Daily Hack #day74 - SQL in AWS Config

Daily Hack #day74 - SQL in AWS Config

AWS Config allows you to view all your cloud resources at a glance, track how their configuration changes over time, and establish configuration rules that automatically check whether your services match the desired configuration settings. Any violation of the rules you defined will trigger an alert informing you about non-compliant resources.

But AWS Config is not only a great resource to enforce compliance. It also gives you an overview of all resources in your AWS account. One of the most impressive features that I’ve recently encountered on AWS is the SQL query editor within the AWS Config. It allows you to easily group your resources by service or filter for only resources from a specific region.

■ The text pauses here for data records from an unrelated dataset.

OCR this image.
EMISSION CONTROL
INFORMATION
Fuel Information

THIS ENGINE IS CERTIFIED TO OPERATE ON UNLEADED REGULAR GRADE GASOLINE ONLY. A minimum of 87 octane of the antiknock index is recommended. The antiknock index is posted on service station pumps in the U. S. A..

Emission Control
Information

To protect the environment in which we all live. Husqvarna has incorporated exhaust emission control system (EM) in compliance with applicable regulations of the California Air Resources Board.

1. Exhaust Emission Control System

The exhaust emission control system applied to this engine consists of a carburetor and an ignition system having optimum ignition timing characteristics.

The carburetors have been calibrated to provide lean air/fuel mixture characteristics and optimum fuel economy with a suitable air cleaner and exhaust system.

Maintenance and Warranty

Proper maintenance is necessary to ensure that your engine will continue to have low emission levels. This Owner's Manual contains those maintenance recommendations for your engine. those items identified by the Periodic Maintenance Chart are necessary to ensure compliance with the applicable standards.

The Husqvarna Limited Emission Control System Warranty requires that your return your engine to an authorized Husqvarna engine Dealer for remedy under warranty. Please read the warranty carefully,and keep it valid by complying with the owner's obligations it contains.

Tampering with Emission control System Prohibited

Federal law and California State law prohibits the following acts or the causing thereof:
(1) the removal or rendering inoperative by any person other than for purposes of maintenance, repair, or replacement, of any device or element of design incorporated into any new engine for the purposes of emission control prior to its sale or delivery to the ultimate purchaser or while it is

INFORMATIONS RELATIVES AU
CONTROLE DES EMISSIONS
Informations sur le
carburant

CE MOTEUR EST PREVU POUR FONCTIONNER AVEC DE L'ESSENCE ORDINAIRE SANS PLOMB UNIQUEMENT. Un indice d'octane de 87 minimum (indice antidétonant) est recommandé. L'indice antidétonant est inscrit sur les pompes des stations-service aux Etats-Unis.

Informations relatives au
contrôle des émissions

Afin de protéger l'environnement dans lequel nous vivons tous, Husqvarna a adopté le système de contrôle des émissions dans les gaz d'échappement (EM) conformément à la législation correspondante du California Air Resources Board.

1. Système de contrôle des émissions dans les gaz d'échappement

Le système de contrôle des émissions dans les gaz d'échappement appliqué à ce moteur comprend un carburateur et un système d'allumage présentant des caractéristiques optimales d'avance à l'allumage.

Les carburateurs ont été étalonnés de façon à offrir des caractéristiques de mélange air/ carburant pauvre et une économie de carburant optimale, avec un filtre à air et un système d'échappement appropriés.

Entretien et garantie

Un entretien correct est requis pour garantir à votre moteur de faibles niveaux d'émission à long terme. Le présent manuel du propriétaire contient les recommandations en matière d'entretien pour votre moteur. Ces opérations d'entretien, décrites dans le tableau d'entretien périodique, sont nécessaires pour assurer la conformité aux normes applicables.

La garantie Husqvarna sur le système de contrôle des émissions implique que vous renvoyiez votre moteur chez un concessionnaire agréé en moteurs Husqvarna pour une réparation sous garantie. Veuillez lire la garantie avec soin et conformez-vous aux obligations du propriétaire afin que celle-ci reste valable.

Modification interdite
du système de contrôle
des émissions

Here is an example of a query:

SELECT
  resourceId,
  resourceType,
  awsRegion,
  resourceCreationTime,
  tags,
  configuration.state.value
WHERE
  resourceType NOT IN ('AWS::EC2::SecurityGroup',
    'AWS::EC2::Subnet', 'AWS::EC2::VPC',
    'AWS::EC2::NetworkAcl', 'AWS::EC2::RouteTable')
ORDER BY
  resourceType

For instance, in the query above, we are retrieving all resources with corresponding ID, region name, time of creation, tags, and current state while filtering out all network and security group resources.

Feel free to copy / modify this query to suit your needs.